Can you look in the actual GCS bucket (I assume you're using GCS?) and see what files are in there under backups/<backup-name>?
All looks OK to me
gsutil ls gs://<project>-velero/backups/daily-backup-c007-20191113105351/
gs://<project>-velero/backups/daily-backup-c007-20191113105351/daily-backup-c007-20191113105351-logs.gz
gs://<project>-velero/backups/daily-backup-c007-20191113105351/daily-backup-c007-20191113105351-podvolumebackups.json.gz
gs://<project>-velero/backups/daily-backup-c007-20191113105351/daily-backup-c007-20191113105351-resource-list.json.gz
gs://<project>-velero/backups/daily-backup-c007-20191113105351/daily-backup-c007-20191113105351-volumesnapshots.json.gz
gs://<project>-velero/backups/daily-backup-c007-20191113105351/daily-backup-c007-20191113105351.tar.gz
gs://<project>-velero/backups/daily-backup-c007-20191113105351/velero-backup.json
OK...looks like the files are there - I'm not seeing any indication of why you'd be getting 404's.
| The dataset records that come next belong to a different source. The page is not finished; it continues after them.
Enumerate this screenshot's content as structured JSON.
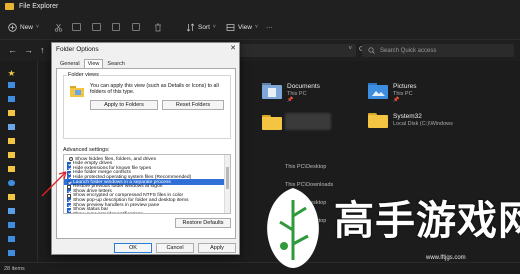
{
  "window": {
    "title": "File Explorer"
  },
  "toolbar": {
    "new_label": "New",
    "sort_label": "Sort",
    "view_label": "View",
    "more_label": "···"
  },
  "address": {
    "search_placeholder": "Search Quick access",
    "expand_chevron": "˅"
  },
  "nav": {
    "back": "←",
    "forward": "→",
    "up": "↑",
    "refresh": "⟳"
  },
  "content": {
    "quick_access": [
      {
        "name": "Documents",
        "sub": "This PC",
        "pin": "📌"
      },
      {
        "name": "Pictures",
        "sub": "This PC",
        "pin": "📌"
      },
      {
        "name": "System32",
        "sub": "Local Disk (C:)\\Windows",
        "pin": ""
      }
    ],
    "recent_paths": [
      "This PC\\Desktop",
      "This PC\\Downloads",
      "This PC\\Desktop",
      "This PC\\Desktop"
    ]
  },
  "status": {
    "items": "28 items"
  },
  "dialog": {
    "title": "Folder Options",
    "close": "✕",
    "tabs": [
      "General",
      "View",
      "Search"
    ],
    "active_tab": "View",
    "folder_views": {
      "label": "Folder views",
      "description": "You can apply this view (such as Details or Icons) to all folders of this type.",
      "apply_button": "Apply to Folders",
      "reset_button": "Reset Folders"
    },
    "advanced": {
      "label": "Advanced settings:",
      "items": [
        {
          "text": "Show hidden files, folders, and drives",
          "type": "radio",
          "checked": false,
          "indent": true
        },
        {
          "text": "Hide empty drives",
          "type": "check",
          "checked": true,
          "indent": false
        },
        {
          "text": "Hide extensions for known file types",
          "type": "check",
          "checked": true,
          "indent": false
        },
        {
          "text": "Hide folder merge conflicts",
          "type": "check",
          "checked": true,
          "indent": false
        },
        {
          "text": "Hide protected operating system files (Recommended)",
          "type": "check",
          "checked": true,
          "indent": false
        },
        {
          "text": "Launch folder windows in a separate process",
          "type": "check",
          "checked": true,
          "indent": false,
          "selected": true
        },
        {
          "text": "Restore previous folder windows at logon",
          "type": "check",
          "checked": false,
          "indent": false
        },
        {
          "text": "Show drive letters",
          "type": "check",
          "checked": true,
          "indent": false
        },
        {
          "text": "Show encrypted or compressed NTFS files in color",
          "type": "check",
          "checked": false,
          "indent": false
        },
        {
          "text": "Show pop-up description for folder and desktop items",
          "type": "check",
          "checked": true,
          "indent": false
        },
        {
          "text": "Show preview handlers in preview pane",
          "type": "check",
          "checked": true,
          "indent": false
        },
        {
          "text": "Show status bar",
          "type": "check",
          "checked": true,
          "indent": false
        },
        {
          "text": "Show sync provider notifications",
          "type": "check",
          "checked": true,
          "indent": false
        }
      ]
    },
    "restore_defaults": "Restore Defaults",
    "ok": "OK",
    "cancel": "Cancel",
    "apply": "Apply"
  },
  "watermark": {
    "chinese": "高手游戏网",
    "url": "www.lftjgs.com"
  },
  "colors": {
    "accent": "#2f6fd6",
    "folder": "#f4c542",
    "annotation": "#e02020"
  }
}
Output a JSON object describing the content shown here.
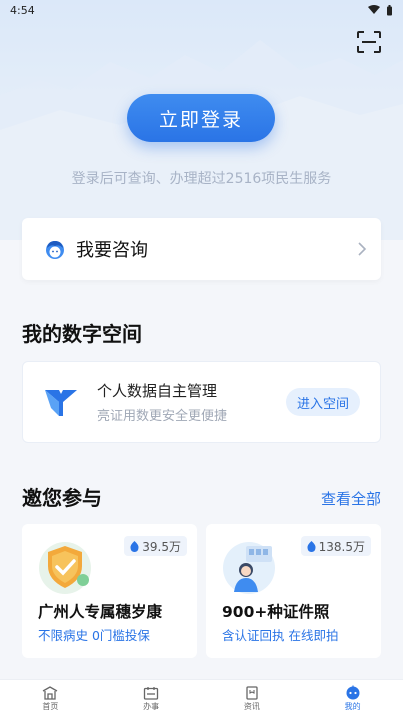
{
  "status_bar": {
    "time": "4:54"
  },
  "login": {
    "button_label": "立即登录",
    "hint": "登录后可查询、办理超过2516项民生服务"
  },
  "consult": {
    "label": "我要咨询"
  },
  "digital_space": {
    "section_title": "我的数字空间",
    "title": "个人数据自主管理",
    "subtitle": "亮证用数更安全更便捷",
    "enter_label": "进入空间"
  },
  "participate": {
    "section_title": "邀您参与",
    "see_all": "查看全部",
    "cards": [
      {
        "count": "39.5万",
        "title": "广州人专属穗岁康",
        "subtitle": "不限病史 0门槛投保"
      },
      {
        "count": "138.5万",
        "title": "900+种证件照",
        "subtitle": "含认证回执 在线即拍"
      }
    ]
  },
  "bottom_nav": {
    "items": [
      {
        "label": "首页",
        "icon": "home-icon"
      },
      {
        "label": "办事",
        "icon": "calendar-icon"
      },
      {
        "label": "资讯",
        "icon": "news-icon"
      },
      {
        "label": "我的",
        "icon": "robot-icon",
        "active": true
      }
    ]
  },
  "colors": {
    "accent": "#2a74e6",
    "background": "#f4f6fa"
  }
}
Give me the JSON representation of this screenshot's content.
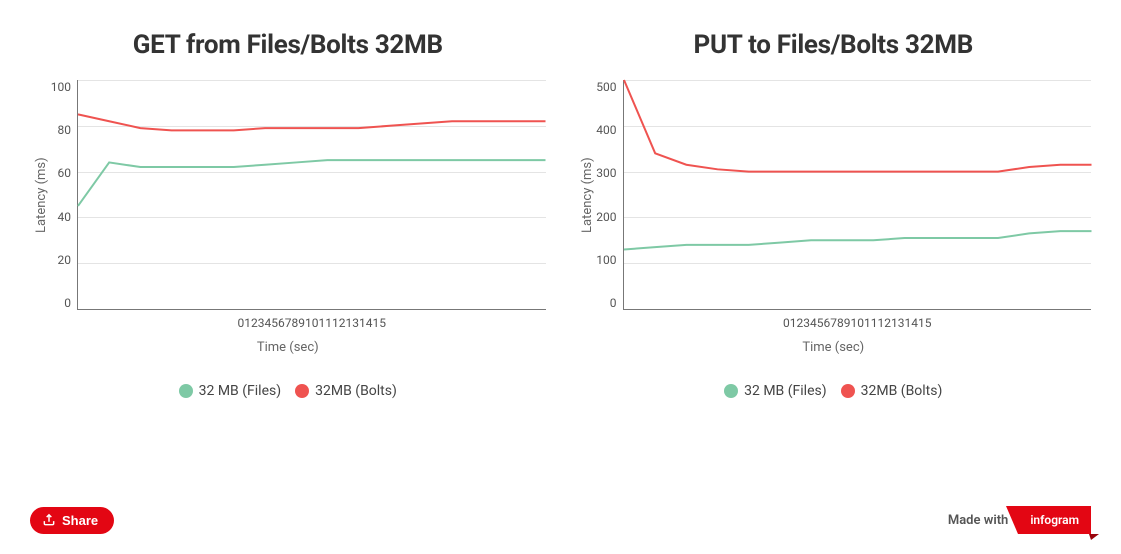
{
  "colors": {
    "files": "#7ec9a5",
    "bolts": "#ef5350"
  },
  "share_label": "Share",
  "made_with_label": "Made with",
  "brand": "infogram",
  "chart_data": [
    {
      "type": "line",
      "title": "GET from Files/Bolts 32MB",
      "xlabel": "Time (sec)",
      "ylabel": "Latency (ms)",
      "ylim": [
        0,
        100
      ],
      "yticks": [
        0,
        20,
        40,
        60,
        80,
        100
      ],
      "x": [
        0,
        1,
        2,
        3,
        4,
        5,
        6,
        7,
        8,
        9,
        10,
        11,
        12,
        13,
        14,
        15
      ],
      "series": [
        {
          "name": "32 MB (Files)",
          "color": "#7ec9a5",
          "values": [
            45,
            64,
            62,
            62,
            62,
            62,
            63,
            64,
            65,
            65,
            65,
            65,
            65,
            65,
            65,
            65
          ]
        },
        {
          "name": "32MB (Bolts)",
          "color": "#ef5350",
          "values": [
            85,
            82,
            79,
            78,
            78,
            78,
            79,
            79,
            79,
            79,
            80,
            81,
            82,
            82,
            82,
            82
          ]
        }
      ]
    },
    {
      "type": "line",
      "title": "PUT to Files/Bolts 32MB",
      "xlabel": "Time (sec)",
      "ylabel": "Latency (ms)",
      "ylim": [
        0,
        500
      ],
      "yticks": [
        0,
        100,
        200,
        300,
        400,
        500
      ],
      "x": [
        0,
        1,
        2,
        3,
        4,
        5,
        6,
        7,
        8,
        9,
        10,
        11,
        12,
        13,
        14,
        15
      ],
      "series": [
        {
          "name": "32 MB (Files)",
          "color": "#7ec9a5",
          "values": [
            130,
            135,
            140,
            140,
            140,
            145,
            150,
            150,
            150,
            155,
            155,
            155,
            155,
            165,
            170,
            170
          ]
        },
        {
          "name": "32MB (Bolts)",
          "color": "#ef5350",
          "values": [
            500,
            340,
            315,
            305,
            300,
            300,
            300,
            300,
            300,
            300,
            300,
            300,
            300,
            310,
            315,
            315
          ]
        }
      ]
    }
  ]
}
How about kubectl -n velero get downloadrequests.velero.io -o yaml?
This shows:-
kubectl -n velero get downloadrequests.velero.io -o yaml
apiVersion: v1
items: []
kind: List
metadata:
resourceVersion: ""
selfLink: ""
OK, how about running another logs/describe --details command, seeing if there's an error, and if so, getting the pod logs and running kubectl -n velero get downloadrequests.velero.io -o yaml?
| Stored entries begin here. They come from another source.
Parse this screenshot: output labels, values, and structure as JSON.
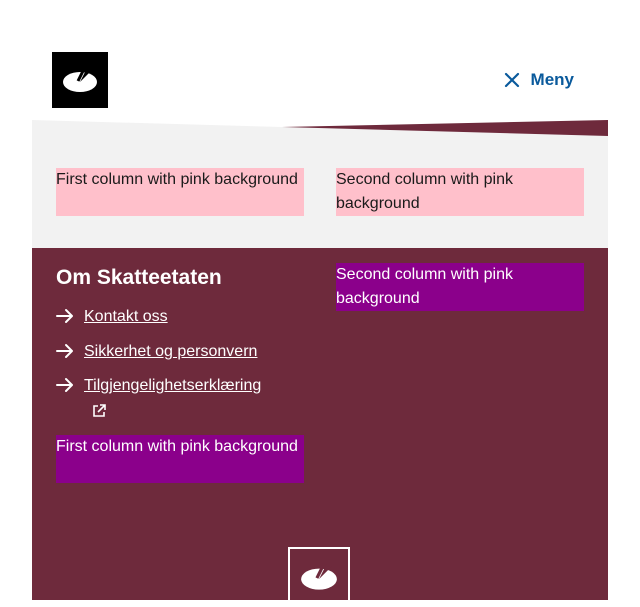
{
  "header": {
    "logo_icon": "skatteetaten-logo-icon",
    "menu_label": "Meny",
    "menu_icon": "close-icon",
    "accent": "#0a5a9c"
  },
  "content": {
    "first_column": "First column with pink background",
    "second_column": "Second column with pink background"
  },
  "footer": {
    "title": "Om Skatteetaten",
    "links": [
      {
        "label": "Kontakt oss",
        "icon": "arrow-right-icon"
      },
      {
        "label": "Sikkerhet og personvern",
        "icon": "arrow-right-icon"
      },
      {
        "label": "Tilgjengelighetserklæring",
        "icon": "arrow-right-icon",
        "external": true
      }
    ],
    "first_column": "First column with pink background",
    "second_column": "Second column with pink background",
    "background": "#6e2a3c",
    "column_color": "#8b008b"
  }
}
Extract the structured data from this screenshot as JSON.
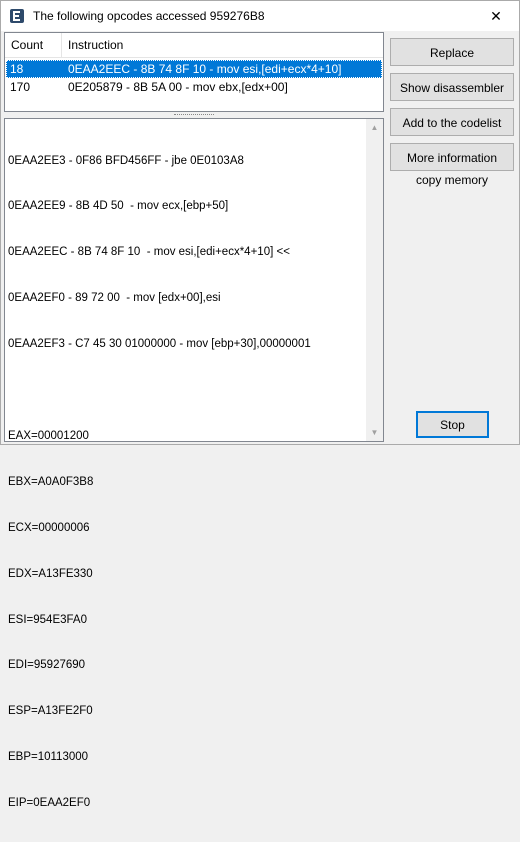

So the logs show the 404's as before when running a describe --details and the k8s object shows
apiVersion: v1
items:
- apiVersion: velero.io/v1
kind: DownloadRequest
metadata:
creationTimestamp: "2019-11-13T16:16:46Z"
generation: 1
name: daily-backup-c007-20191113105351-20191113091646
namespace: velero
resourceVersion: "9162134"
selfLink: /apis/velero.io/v1/namespaces/velero/downloadrequests/daily-backup-c007-20191113105351-20191113091646
uid: fcfea37d-0630-11ea-b190-42010a3ce069
spec:
target:
kind: BackupVolumeSnapshots
name: daily-backup-c007-20191113105351
status: {}
kind: List
metadata:
resourceVersion: ""
selfLink: "
Which is curious as I ran velero backup describe daily-backup-c007-20191113105351 --details
I'm not seeing anything wrong here. Velero is supposed to be able to get a pre-signed URL for these objects in object storage, which enables them to be downloaded directly to your client.
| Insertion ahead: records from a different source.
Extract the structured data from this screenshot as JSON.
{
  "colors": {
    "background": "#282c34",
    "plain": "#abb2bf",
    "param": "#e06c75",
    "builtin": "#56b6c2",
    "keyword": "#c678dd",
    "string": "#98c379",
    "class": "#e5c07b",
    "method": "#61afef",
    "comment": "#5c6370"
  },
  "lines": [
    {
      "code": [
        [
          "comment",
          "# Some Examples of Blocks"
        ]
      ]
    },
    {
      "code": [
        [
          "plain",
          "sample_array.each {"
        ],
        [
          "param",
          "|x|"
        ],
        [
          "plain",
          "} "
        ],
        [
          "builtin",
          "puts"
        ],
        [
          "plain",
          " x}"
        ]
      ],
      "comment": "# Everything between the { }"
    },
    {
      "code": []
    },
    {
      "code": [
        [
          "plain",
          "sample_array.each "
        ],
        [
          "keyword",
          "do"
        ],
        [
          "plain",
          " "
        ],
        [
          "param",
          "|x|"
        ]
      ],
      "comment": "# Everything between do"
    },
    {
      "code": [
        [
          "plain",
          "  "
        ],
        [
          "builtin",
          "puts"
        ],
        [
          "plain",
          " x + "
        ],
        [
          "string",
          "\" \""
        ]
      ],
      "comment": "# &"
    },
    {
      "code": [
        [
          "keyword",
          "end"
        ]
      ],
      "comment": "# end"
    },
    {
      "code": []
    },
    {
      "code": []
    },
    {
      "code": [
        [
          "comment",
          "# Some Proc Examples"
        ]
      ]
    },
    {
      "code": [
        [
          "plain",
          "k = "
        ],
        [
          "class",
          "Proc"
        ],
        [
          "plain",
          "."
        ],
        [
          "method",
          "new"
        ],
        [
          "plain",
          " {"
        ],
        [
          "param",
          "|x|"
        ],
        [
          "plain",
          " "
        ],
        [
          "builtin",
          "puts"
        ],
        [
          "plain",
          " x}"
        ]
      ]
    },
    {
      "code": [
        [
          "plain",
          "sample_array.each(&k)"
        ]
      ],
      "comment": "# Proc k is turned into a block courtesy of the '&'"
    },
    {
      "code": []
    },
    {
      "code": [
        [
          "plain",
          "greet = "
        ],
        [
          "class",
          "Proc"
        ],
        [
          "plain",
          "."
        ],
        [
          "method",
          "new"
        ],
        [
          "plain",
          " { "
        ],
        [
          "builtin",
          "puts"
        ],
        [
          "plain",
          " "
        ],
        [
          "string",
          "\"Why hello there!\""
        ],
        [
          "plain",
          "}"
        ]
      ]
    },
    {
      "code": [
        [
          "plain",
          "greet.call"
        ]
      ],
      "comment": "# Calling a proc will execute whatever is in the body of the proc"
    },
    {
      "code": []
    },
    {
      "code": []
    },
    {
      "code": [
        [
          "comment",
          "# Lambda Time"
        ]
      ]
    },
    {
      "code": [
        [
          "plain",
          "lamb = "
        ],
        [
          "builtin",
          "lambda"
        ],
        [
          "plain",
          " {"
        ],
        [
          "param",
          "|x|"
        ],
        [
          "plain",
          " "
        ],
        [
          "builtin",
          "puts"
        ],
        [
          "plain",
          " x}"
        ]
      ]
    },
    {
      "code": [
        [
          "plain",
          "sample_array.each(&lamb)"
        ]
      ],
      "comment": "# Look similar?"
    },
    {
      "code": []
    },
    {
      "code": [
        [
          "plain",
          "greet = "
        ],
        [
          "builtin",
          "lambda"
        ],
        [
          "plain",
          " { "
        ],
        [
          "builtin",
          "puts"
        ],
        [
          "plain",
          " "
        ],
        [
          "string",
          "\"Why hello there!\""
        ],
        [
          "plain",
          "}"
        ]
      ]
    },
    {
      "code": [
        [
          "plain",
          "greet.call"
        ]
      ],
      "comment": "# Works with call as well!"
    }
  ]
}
Are you using the example IAM policy we provide here (https://github.com/vmware-tanzu/velero-plugin-for-gcp#Set-permissions-for-Velero)? Or are you doing something different?
Hi - Sorry we are using GKE workload_identity here but the GCP service account has the correct permissions.
Hi,
OK a little more information if I use the "old" method with the service account I can get the log/details information with a combination of https_proxy/no_proxy. Without these I get:-
Resource List: <error getting backup resource list: Get https://storage.googleapis.com/<project>-velero-sa/backups/test-backup/test-backup-resource-list.json.gz?Expires=1573719004&GoogleAccessId=svc-velero%40<project>.iam.gserviceaccount.com&Signature=<signature>: dial tcp 108.177.122.128:443: i/o timeout>
But setting the proxy values gets the information just fine.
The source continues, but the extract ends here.